Anal kanamanın oluşmasının birçok nedeni vardır. Her şeyden önce, sindirim sistemi hastalıkları ile ilişkilidirler. Bağırsak hareketinden sonra rektumdan kanamanın en yaygın nedenleri hemoroid ve anal fissürlerdir. Ayrıca, mide ve bağırsak hastalıkları kanamayı tetikleyebilir:

  • oniki parmak bağırsağı ülseri;
  • Eroziv gastrit;
  • malign tümörler;
  • bağırsakta oluşan polipler;

Bu semptomun nedenleri bulaşıcı olabilir. Bağırsak enfeksiyonları (örneğin dizanteri, salmonelloz), kanamaya ek olarak hazımsızlığa, halsizliğe, kusmaya ve vücudun genel zayıflığına da neden olur.

Anüsten kanın görünümünü açıklayan başka nedenler de var. Bunlar kan hastalıkları, damar trombozu, bağışıklık sistemi bozuklukları, bazı helmintik istila türleri olabilir. Kadınlarda, bu fenomen genellikle üreme çağındaki kadınlarda mümkün olan bağırsak endometriozisi varlığında menstrüasyon ile ilişkilidir.

Proktolojik problemler

Hemoroid - bağırsak hareketinden sonra veya sırasında kanın salınması ile karakterize rektumun en sık teşhis edilen hastalıklarından biri. Bu sorun, her yaştan hem erkek hem de kadınları etkiler. Pelvik bölgedeki dolaşım bozukluklarına bağlı olarak makat duvarı damarlarının genişlemesi ve çıkıntı yapması sonucu hemoroid ortaya çıkar.

Hemoroidler iltihaplanma eğilimindedir, rektal duvarın mukoza zarına zarar verir - bu, kanın salınmasının ana nedenidir. Hasarlı mukoza, güçlü ıkınma, fiziksel zorlama veya katı dışkı ile mekanik hasarın etkisi altında periyodik olarak kanar. Bu nedenle, özellikle kabızlık varlığında dışkılamadan sonra sıklıkla kan izleri oluşur.

Hemoroidlerin neden olduğu ana ayırt edici kanama belirtileri:

  • kanın parlak kırmızı rengi;
  • kan miktarı azdır.
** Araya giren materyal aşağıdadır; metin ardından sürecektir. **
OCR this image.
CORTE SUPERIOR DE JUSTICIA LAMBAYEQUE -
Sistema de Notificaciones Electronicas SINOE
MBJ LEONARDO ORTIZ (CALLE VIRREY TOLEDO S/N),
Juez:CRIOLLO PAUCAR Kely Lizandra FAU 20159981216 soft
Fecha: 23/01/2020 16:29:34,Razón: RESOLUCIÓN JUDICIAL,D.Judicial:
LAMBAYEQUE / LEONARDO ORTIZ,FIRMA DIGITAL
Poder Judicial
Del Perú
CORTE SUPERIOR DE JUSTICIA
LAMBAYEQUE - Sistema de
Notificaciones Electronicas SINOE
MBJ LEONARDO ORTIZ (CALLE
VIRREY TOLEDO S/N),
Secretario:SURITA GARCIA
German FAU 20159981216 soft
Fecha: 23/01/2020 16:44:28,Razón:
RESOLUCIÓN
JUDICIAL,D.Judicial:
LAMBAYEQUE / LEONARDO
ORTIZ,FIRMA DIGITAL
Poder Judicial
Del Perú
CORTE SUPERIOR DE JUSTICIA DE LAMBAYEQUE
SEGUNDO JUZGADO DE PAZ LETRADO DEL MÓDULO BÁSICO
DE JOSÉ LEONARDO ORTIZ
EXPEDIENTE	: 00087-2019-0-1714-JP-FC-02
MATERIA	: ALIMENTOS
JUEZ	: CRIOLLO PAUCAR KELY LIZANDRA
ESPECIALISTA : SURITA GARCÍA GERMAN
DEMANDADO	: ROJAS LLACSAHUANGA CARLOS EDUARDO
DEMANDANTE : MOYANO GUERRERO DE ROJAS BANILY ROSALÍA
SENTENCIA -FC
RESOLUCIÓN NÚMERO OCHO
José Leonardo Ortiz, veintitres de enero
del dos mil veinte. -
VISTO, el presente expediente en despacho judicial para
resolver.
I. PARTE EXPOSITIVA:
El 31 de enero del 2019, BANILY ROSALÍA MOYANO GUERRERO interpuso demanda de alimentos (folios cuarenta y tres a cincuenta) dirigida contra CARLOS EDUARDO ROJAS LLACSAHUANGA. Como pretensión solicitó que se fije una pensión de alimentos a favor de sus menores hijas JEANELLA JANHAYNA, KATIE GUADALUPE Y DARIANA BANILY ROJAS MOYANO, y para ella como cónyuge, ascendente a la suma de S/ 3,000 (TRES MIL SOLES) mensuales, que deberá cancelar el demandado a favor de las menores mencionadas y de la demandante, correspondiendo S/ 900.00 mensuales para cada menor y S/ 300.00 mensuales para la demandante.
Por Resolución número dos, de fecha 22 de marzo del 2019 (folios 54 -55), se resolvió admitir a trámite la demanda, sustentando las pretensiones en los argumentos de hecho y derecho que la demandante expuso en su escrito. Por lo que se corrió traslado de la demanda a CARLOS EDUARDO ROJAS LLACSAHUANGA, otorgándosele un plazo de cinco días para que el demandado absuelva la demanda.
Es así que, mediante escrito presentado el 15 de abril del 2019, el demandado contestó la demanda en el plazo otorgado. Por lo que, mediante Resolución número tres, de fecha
Genellikle birkaç damla görülür, ancak hastalığın son aşamalarına bol kanama eşlik edebilir;
  • kanama dışkı ile karıştırılmaz;
  • eşlik eden semptomlar şunları içerir: boşalma sırasında ağrı, anorektal bölgede yanma, rektal boşlukta yabancı cisim hissi.

Bir kişi sık kabızlıktan muzdarip olduğunda, rektumun duvarları gerilir ve mukozaya zarar verir. Alt rektumun mukozasında meydana gelen çatlaklar, bağırsak hareketinden sonra kanın salınmasına da katkıda bulunur. Ayrıca anal fissürler boşalma sırasında anüste keskin ağrılara neden olur. Güçlü fiziksel efor nedeniyle, kırmızı kan damlaları tuvalet kağıdı veya çarşaf üzerinde kalabilir. Görsel muayene, anal cildindeki hasarı açıkça gösterir. Çatlakların tedavisi zamanında başlatılmazsa anüste iltihaplanma süreci gelişebilir.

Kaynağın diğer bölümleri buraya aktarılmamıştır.